DOI: 10.3366/anh.2026.1029 ISSN: 0260-9541

Hare, hyrax and hart: biblical natural history and hermeneutics in British expeditions to the Holy Land, 1863–1884

Theo Detweiler

The history of science remembers Henry Baker Tristram (1822–1906) as an early adopter of Darwinism whose interests as a clergyman overtook his commitment to science following the 1860 Huxley-Wilberforce debate on evolution. Yet Tristram’s most notable contributions to natural history and to the relationship between religion and science came after the 1860 debate, through his research on the fauna of Ottoman Palestine and his founding role in the Palestine Exploration Fund (PEF). This article draws on published works and the unpublished correspondence of Tristram and his fellow naturalists of the PEF to shed much needed light on the history of natural history in the nineteenth-century Levant. Reproducing debates on the identity of biblical mammals – the ‘conies’ and ‘deer’ of the King James Bible – the article assesses the role of biblical natural history in late Victorian clerical and scientific debates.
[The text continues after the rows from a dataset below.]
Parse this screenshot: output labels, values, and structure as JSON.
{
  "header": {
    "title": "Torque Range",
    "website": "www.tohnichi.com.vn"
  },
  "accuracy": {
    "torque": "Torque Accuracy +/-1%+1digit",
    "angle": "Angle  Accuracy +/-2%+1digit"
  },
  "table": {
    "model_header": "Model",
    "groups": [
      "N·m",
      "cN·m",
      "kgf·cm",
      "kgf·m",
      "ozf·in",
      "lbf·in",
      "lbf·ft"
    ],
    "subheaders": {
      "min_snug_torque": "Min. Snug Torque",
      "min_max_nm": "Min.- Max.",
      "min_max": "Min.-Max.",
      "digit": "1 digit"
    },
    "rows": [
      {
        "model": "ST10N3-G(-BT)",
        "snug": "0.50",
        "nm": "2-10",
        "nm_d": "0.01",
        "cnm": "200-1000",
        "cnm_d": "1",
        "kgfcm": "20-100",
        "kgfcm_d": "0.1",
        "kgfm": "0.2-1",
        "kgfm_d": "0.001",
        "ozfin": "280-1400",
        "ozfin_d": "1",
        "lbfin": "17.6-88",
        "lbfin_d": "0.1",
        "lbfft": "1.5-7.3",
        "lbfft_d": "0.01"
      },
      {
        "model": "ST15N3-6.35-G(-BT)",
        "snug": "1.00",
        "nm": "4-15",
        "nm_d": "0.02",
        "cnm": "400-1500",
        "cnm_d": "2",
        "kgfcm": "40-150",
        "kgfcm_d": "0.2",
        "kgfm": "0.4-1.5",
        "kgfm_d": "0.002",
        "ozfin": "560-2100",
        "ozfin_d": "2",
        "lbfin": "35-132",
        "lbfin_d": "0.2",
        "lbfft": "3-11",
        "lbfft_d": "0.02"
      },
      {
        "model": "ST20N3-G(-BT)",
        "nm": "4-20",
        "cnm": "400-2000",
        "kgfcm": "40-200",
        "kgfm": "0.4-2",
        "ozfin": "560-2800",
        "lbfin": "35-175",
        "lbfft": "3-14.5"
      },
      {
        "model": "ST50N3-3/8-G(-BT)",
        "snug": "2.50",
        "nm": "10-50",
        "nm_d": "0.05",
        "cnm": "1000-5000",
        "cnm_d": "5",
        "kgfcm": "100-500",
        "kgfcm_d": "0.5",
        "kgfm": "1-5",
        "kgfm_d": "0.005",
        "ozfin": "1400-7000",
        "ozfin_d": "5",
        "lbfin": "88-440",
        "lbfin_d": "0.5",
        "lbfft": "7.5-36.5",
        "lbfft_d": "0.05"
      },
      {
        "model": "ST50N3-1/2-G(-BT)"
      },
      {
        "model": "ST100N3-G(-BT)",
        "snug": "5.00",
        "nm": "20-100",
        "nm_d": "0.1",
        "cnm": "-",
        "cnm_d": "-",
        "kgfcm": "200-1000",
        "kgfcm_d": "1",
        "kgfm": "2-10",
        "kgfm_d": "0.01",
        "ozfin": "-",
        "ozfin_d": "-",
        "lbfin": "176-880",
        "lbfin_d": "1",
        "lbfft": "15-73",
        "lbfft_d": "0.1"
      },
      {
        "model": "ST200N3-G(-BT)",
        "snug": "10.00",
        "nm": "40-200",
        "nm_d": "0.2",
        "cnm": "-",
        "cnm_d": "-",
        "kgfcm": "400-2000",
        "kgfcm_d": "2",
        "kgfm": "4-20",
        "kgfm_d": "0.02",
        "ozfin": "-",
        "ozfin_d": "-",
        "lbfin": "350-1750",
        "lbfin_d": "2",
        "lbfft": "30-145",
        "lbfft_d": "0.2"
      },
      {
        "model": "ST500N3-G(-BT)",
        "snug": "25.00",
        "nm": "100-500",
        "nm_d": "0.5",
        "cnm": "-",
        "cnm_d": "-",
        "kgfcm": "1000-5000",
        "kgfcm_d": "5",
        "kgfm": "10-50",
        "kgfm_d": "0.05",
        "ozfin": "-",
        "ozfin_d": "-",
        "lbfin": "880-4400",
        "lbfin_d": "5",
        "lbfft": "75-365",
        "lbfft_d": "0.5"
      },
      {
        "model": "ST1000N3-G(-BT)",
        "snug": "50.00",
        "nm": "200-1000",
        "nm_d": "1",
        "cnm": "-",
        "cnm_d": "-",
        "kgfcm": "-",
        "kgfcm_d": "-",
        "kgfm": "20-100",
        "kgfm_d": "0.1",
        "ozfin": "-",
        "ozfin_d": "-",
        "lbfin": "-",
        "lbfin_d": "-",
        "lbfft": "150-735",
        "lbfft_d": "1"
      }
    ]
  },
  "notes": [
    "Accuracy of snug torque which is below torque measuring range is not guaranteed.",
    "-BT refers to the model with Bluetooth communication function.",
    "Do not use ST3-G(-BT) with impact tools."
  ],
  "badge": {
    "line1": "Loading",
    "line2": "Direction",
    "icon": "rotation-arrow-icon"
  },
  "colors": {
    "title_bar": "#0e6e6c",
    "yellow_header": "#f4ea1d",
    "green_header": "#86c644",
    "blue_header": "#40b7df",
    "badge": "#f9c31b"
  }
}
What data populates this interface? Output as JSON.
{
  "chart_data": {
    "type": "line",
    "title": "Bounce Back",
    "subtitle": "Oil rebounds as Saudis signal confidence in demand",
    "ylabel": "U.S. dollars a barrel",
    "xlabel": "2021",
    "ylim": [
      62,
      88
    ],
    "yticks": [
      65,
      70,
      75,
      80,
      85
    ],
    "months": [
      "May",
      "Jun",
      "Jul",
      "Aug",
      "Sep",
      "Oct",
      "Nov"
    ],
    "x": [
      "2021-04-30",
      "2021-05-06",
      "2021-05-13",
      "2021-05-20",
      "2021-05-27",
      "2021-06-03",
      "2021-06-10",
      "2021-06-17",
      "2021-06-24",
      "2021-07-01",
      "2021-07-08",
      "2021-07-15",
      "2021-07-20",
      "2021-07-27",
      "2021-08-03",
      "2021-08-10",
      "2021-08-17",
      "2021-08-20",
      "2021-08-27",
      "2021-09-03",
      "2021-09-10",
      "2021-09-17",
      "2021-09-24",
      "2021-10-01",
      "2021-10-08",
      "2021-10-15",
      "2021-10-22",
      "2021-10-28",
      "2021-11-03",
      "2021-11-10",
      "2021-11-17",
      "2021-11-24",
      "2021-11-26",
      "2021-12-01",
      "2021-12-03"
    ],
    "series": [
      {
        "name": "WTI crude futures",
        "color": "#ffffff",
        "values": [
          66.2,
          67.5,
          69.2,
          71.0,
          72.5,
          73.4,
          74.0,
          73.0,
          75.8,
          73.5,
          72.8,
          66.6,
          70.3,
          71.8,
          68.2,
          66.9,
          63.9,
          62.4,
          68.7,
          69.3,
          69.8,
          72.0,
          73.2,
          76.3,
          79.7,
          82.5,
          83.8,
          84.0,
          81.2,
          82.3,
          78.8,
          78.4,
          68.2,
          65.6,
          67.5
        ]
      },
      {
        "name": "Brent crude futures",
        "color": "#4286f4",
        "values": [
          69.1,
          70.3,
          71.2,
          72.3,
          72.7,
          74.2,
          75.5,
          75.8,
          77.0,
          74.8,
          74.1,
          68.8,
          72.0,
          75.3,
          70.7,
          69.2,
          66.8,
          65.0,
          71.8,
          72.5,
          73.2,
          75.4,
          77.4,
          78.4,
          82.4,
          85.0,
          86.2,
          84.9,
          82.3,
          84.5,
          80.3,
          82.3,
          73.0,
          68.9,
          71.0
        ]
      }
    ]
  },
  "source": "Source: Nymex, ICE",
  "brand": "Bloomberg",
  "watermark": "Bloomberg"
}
It argues that the primary target of Tristram’s Christian science was not Darwinism, but the ‘higher criticism’ of Bishop John Colenso (1814–1883). By applying contemporary zoology and philology toward the interpretation of scripture, Tristram and his colleagues defended the authorial authenticity of the Hebrew Bible and the enduring relationship between Christianity and science. Despite the varied priorities of the PEF’s founders, the institution’s naturalists united to accurately identify biblical mammals in the contemporary fauna of Ottoman Palestine, thereby creating an evidentiary terrain on which Christian scripture was corroborated, and the relationship between Victorian science and religion was negotiated.